Monday, October 12, 2009

Iron Cross VII, mud, blood, sweat and tears in the woods

I pre-reged for this race a while ago when I had the 70 dollars to blow on a race. As the date for the race drew nearer I felt less and less prepared and motivated to do it and more and more people that said they were going to go dropped out. At the 11th hour I got hooked up with a ride with Team Bike Therapy's newest/first/oldest team member Misha (I hope I'm spelling that right) and Warren from Alliance. Misha was one of the founders of the team that would one day become Team Bicycle Therapy, he recently quit Amoroso's to go back to Therapy to start racing cross at the age of 60. Warren is a crit/ track powerhouse rider and is one of the riders responsible to pushing the drives ride to 36 mph on the first lap.
I have to thank Lee for helping to cut out a whole lot of driving time by helping tune Misha's Subaru WRX, it is a very quick car even, loaded with gear, three people and bikes. But we got to the camp ground where the IC lite race was earlier that day, and sat down to our spaghetti dinner in the dining hall. There were about 30 to 40 people in sweat shirts and flannels packing down second helpings of pasta. After dinner we grabbed a bunk house, it was a small partially open shelter with no heat or insulation or bunks. We all laid our sleeping bags and pads our and did our preped for the next day, filling camel backs, ect. Warren and Misha both brought a bottle of wine so we emptied both using our new iron cross pint glasses. As we where getting ready to turn in Chris Pagoda from ciclismo popped his head in the bunk house looking for a place to sleep.

The next morning it was cold, I was freezing after I got out of my sleeping bag. I did push ups to warm up every few minutes, put my chamios cream on with a cold hand and colder cream. Misha made some really good strong coffee but I really didn't wake up until after the first hard road climb and fire road climb. Check point one seamed to come really fast, I was in that early morning auto pilot until the first single track section that I conservatively picked my way though while everyone I passed on the climbs blew by me. But the whole ride until the third check point was pure pleasure. Crisp sunny day, 40+ mph descents on fire roads, bridging up to a small group on the roads and flat sections of fire roads and organizing a pace line, the leaves were at their peak fall colors and shimmered in the sun. The coarse was very well marked, the volunteers at the aid stations were extremely helpful.
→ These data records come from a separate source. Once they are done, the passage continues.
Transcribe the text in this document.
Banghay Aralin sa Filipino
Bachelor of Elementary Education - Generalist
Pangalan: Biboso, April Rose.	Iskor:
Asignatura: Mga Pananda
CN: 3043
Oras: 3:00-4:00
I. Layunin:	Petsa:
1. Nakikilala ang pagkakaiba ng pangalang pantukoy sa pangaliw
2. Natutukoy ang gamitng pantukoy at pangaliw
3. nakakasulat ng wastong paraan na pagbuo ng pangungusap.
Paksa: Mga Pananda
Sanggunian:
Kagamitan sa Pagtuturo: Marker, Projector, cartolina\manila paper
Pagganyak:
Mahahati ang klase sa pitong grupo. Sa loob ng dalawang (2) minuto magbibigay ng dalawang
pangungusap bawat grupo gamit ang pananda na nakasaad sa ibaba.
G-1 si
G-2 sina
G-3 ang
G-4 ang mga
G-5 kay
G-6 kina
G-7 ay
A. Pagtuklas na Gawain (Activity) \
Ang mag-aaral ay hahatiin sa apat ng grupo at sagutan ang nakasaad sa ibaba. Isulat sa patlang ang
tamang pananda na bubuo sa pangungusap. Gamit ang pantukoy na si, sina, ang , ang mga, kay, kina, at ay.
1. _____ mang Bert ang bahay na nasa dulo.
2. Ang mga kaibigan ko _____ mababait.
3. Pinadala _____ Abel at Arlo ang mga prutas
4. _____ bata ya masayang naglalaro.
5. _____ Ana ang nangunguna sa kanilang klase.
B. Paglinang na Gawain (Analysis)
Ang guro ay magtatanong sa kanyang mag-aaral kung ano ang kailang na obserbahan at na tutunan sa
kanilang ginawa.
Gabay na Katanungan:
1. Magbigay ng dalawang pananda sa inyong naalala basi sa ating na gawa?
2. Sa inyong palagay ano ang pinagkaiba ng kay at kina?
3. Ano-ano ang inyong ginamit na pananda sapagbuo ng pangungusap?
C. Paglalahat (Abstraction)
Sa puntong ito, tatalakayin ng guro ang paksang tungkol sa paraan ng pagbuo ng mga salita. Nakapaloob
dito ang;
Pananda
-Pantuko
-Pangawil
Even the long hike-a-bikes where you shoulder your bike and hike for over a mile up the side of a mountain, where hard but not all that bad. After check point three, the road pitched up toward the sky, you would reach what from below looked like the top thinking it couldn't keep going, and it did, for about 5 miles of hard fire road climbing. My tempo was a bit to fast and on the rollers at the top of the climb I came within an inch of cracking. Which is where Warren did crack, after getting three flat tires both of his legs cramped up and he feel over, still clipped in and then started to cry from the pain. That is how hard of a race it was. The single track after the rollers was really tough, and the last hard climb on the single track is where I did crack, my legs cramped up and I had to walk my bike up the last part of the climb before the last hike-a-bike. Mercifully the last 5 miles of riding where on the road, they flew by, I rolled over the finish line after four hours and thirty five minutes in 45th place and received my iron cross socks.


The winner did it in three hours and fourty five mintues, and the last person in finished in seven hours and fourty minutes. Most races are as hard as you make them but this race is just hard period. But I'll be back next year, maybe I'll break 4 hours.

Images are from Felkerino's Flickr site

1 comments:

  1. Damn proud of you, Shane. Great recollection of the day's events. Sounds like you had an epic ride(torture). Hopefully i'll get to punish myself next year.